Basically, it’s the definition and tracking of measurable, well defined milestones. Note that we are not suggesting that the need to plan for tasks goes away; just that the project status should not be measured vis-à-vis the degree of task completion or the number of hours worked on a task, but rather against the milestone’s success or lack of thereof. Milestone management is based on outcomes as compared to the actual business requirements the project is attempting to solve.
The difference between a milestone and a traditional project management event is that the milestone should stand on its own as a visible deliverable. Visible is the operating word here. Completing a piece of code is not a milestone. Completing a working prototype or demonstrating a working sub-component of the deliverable are proper milestones. An eye-candy demo is not. If the event is something that can be shown to anyone outside the core development group, and is considered to be at least a partial success, then it qualifies as a milestone.

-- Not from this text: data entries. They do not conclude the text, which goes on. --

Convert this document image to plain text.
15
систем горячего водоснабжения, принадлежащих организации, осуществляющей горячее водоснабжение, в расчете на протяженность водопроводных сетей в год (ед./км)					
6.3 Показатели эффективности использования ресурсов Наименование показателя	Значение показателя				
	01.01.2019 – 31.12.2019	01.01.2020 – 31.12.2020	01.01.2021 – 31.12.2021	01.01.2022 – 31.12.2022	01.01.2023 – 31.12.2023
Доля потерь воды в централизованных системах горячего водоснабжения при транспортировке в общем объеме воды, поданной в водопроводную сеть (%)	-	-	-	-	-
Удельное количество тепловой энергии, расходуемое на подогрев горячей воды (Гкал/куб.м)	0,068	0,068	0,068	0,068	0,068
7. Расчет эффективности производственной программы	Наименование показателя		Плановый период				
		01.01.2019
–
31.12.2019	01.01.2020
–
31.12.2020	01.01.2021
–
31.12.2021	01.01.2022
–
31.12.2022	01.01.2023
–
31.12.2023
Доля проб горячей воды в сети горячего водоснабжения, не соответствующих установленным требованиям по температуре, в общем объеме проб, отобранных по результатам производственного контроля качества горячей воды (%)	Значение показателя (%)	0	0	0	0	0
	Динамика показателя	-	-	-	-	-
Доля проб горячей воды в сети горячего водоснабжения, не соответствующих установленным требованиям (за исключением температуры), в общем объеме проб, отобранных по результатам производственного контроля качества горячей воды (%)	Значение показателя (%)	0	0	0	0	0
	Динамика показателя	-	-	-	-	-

Tracking projects via milestones has a number of benefits:
- Missing a milestone might be a clear signal that the project is not on track, but the impact of the delay can be contained in a timelier fashion
- A successful milestone motivates the team by providing success checkpoints
- Milestone deliverables with stand-alone utility can deliver actual benefits sooner
- A successful milestone helps motivate the project sponsors to continue their support of the project even when faced with budgetary constraints
Conclusion
There is no way to sugar-coat a missed milestone. While this should not necessarily spell gloom-and-doom, a project with two or more missed milestones is a project that needs to be seriously reviewed and revised.
To be sure, it’s always best to allow room in a large project to anticipate the failure of a specific component and to adjust for the overall delivery because of this failure. The solution to this type of quandary might range from starting again from scratch (assuming the initial implementation was proven wrong), to completely eliminating the subsystem and remediating by providing a suitable minimum set of capabilities from other subsystems.
Ultimately, agile, milestone-driven project management will be superior to the traditional task-oriented project management style.
1NOTE: Use of Agile methodologies should apply to the actual software development process; not to the architecture and design-making processes. Using pseudo-Agile approaches under the mantra of “code now, design later” often results in failure.